Earlier this week we received an email notifying us that our certificate was going to expire in less than 30 days. That is strange. We checked the web job and found it was pending a restart.
When we restarted the web job it failed.
Diving into the logs, we just see a lot of errors. This is not good. It looks like we are missing a connection string to our storage, where the web job logs are stored.
When we check out web apps configuration, we are indeed missing two storage connection strings.
With the connection strings back in, our logs now work and we can see the problem. It turns out, we didn’t specify an email address that Let’s Encrypt requires when automatically creating the certificate.
We add the missing property to the ARM template, and push the code to Azure DevOps, running a pull request to confirm this works. As our pull request also pushes our changes to Dev, we can verify that this worked.

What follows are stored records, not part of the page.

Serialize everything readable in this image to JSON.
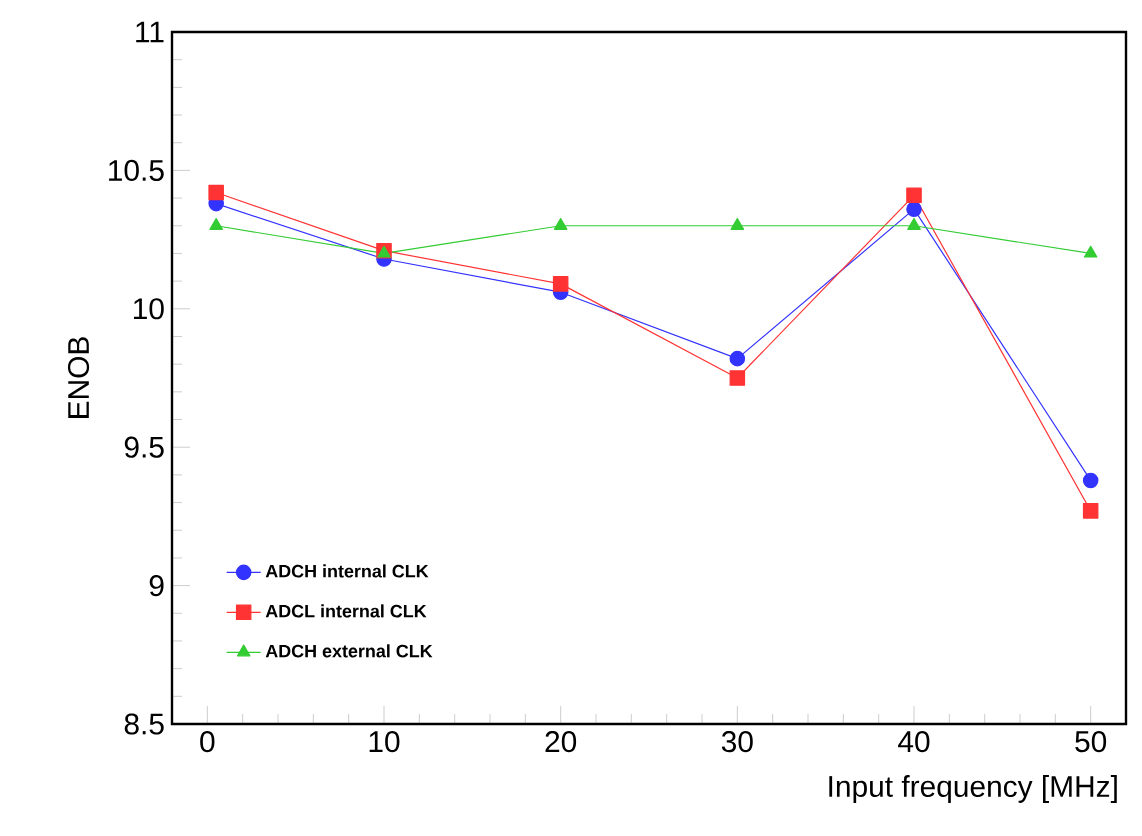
{
  "chart_data": {
    "type": "line",
    "xlabel": "Input frequency [MHz]",
    "ylabel": "ENOB",
    "x": [
      0.5,
      10,
      20,
      30,
      40,
      50
    ],
    "xlim": [
      -2,
      52
    ],
    "xticks": [
      0,
      10,
      20,
      30,
      40,
      50
    ],
    "ylim": [
      8.5,
      11
    ],
    "yticks": [
      {
        "value": 8.5,
        "label": "8.5"
      },
      {
        "value": 9,
        "label": "9"
      },
      {
        "value": 9.5,
        "label": "9.5"
      },
      {
        "value": 10,
        "label": "10"
      },
      {
        "value": 10.5,
        "label": "10.5"
      },
      {
        "value": 11,
        "label": "11"
      }
    ],
    "legend": "bottom left",
    "grid": false,
    "series": [
      {
        "name": "ADCH internal CLK",
        "color": "#3333ff",
        "marker": "circle",
        "values": [
          10.38,
          10.18,
          10.06,
          9.82,
          10.36,
          9.38
        ]
      },
      {
        "name": "ADCL internal CLK",
        "color": "#ff3333",
        "marker": "square",
        "values": [
          10.42,
          10.21,
          10.09,
          9.75,
          10.41,
          9.27
        ]
      },
      {
        "name": "ADCH external CLK",
        "color": "#33cc33",
        "marker": "triangle",
        "values": [
          10.3,
          10.2,
          10.3,
          10.3,
          10.3,
          10.2
        ]
      }
    ]
  }
}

Now the logs show success, and our certificates are generating.
We complete the pull request and watch our build redeploy to Dev, and also deploy the missing changes to QA and Prod
Once it’s done, we confirm that the web job did run and update the certificate.
Today we’ve learned the basics of how to troubleshoot and resolve web job issues. More importantly, we also understand the root cause that allowed us to miss this the first time around.